Sunday, August 07, 2005

ID-iots on Parade

Not much commentary action on my Intelligent Design posting - I guess that the folks who believe in that sort of baloney don't read this blog. Or don't read.

Anyway, I wanted to add on a few rather random thoughts about the idea of evolution on the day that the History Channel airs a show on the development of the theory of evolution.

[1] "Evolution is just a theory."

A tired old canard frequently used by Creationists and ID-iots. Evolution is a theory - there is no "just" to being a scientific theory. The scientific use of the word "theory" means a model of how the universe works that has been extensively tested and has "passed" the tests. By the time a model is considered a theory, it has been tested enough to be generally considered (there are always a few cranks and crackpots who resist to the end) to be "true".

This is in contrast to a "hypothesis", which is a model that has not been tested enough to be considered accurate. As an analogy, a theory is a seasoned veteran that has survived many battles - a hypothesis is a raw recruit that has not even made it through Basic Training.

The theory of gravity is often used to rebut the "just a theory" canard - one can question the theory of gravity, it is said, but that will not save you if you step out of a fifth-story window. But this trivializes the point.

The theory of gravity, like the theory of evolution, has been modified slightly over the years, refined by experiments and observation. Both theories have accurately predicted the outcome of every experiment done to test them. If they had not, they would be considered ex-theories and would be taught only as history, the way that Creationism is now. And, one fervently hopes, the way "Intelligent Design" will be soon.

[2] "There are disagreements over the facts of evolution."

Canard number two from the Creationists and ID-iots. One of the biggest evolution controversies among real scientists is whether or not punctuated equilibrium is valid. No matter which side "wins" in this argument, evolution is still intact. This is the equivalent of arguing over whether couch is "taupe" or "beige" (or, perhaps, "bisque") - it is still a couch, regardless of what color it is.
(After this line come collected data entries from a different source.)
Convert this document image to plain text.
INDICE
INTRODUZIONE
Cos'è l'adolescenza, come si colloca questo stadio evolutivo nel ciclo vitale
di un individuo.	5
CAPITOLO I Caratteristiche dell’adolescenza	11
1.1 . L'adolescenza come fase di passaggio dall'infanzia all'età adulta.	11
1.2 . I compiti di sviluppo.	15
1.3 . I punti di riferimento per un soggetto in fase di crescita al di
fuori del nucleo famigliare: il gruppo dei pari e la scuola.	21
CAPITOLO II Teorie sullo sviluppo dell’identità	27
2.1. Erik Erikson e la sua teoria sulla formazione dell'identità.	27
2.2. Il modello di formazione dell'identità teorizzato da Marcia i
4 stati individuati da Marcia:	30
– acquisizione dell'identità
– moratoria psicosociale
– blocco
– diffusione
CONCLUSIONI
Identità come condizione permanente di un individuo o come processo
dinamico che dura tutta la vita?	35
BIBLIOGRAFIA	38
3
If we take this argument and turn it back on the ID-iots, we find that "Intelligent Design" hasn't any room for disagreement. That's because is doesn't predict anything and, therefore, can't be tested. And a hypothesis that can't be tested isn't a hypothesis - it's dogma.

In short, there are disagreements over the finer points of evolution; there can't be any disagreements over "Intelligent Design" because it isn't really a hypothesis - it is religious dogma masquerading as a hypothesis.

[3] "Do you really believe that your ancestors were apes?"

This is what the whole argument is really about, isn't it? People are uncomfortable with the idea that we are animals, just like cows, dogs and nematodes. Get over it, folks - we're animals. Wishing it were different won't change anything.

The surprising thing - to me - is the number of people who would be "OK" with evolution if it didn't involve humans. This is what really puts the lie to "Intelligent Design" - that people support it only because it allows them to keep humans in a privileged place - above and separate from the animals.

My ancestors were apes - your ancestors were apes. And I swear that some of the people I see on campus arguing for "Intelligent Design" are apes. You'd think they'd be able to see the connection better, but they don't. Go to any children's playground and then argue that we aren't descended from arboreal primates.

[4] "Teaching evolution leads to teen sex, abortion and crime."

I'm surprised they don't include cavities, tatoos and Alzheimer's Disease. But is there any data to support this assertion? Let's see... Darwin's book, "The Origin of Species" was first published in 1859 and the theory of evolution has been taught - at least in universities - since then.

It is certainly true that a number of social ills have arisen since that time: intravenous drug use, AIDS, MTV, Britney Spears, nuclear weapons, cell phones and televion, to name a few (in no particular order). However, teen sex, crime and - yes - abortion were with us before Darwin was even born. So it's a bit of a stretch to blame them on teaching evolution in the schools.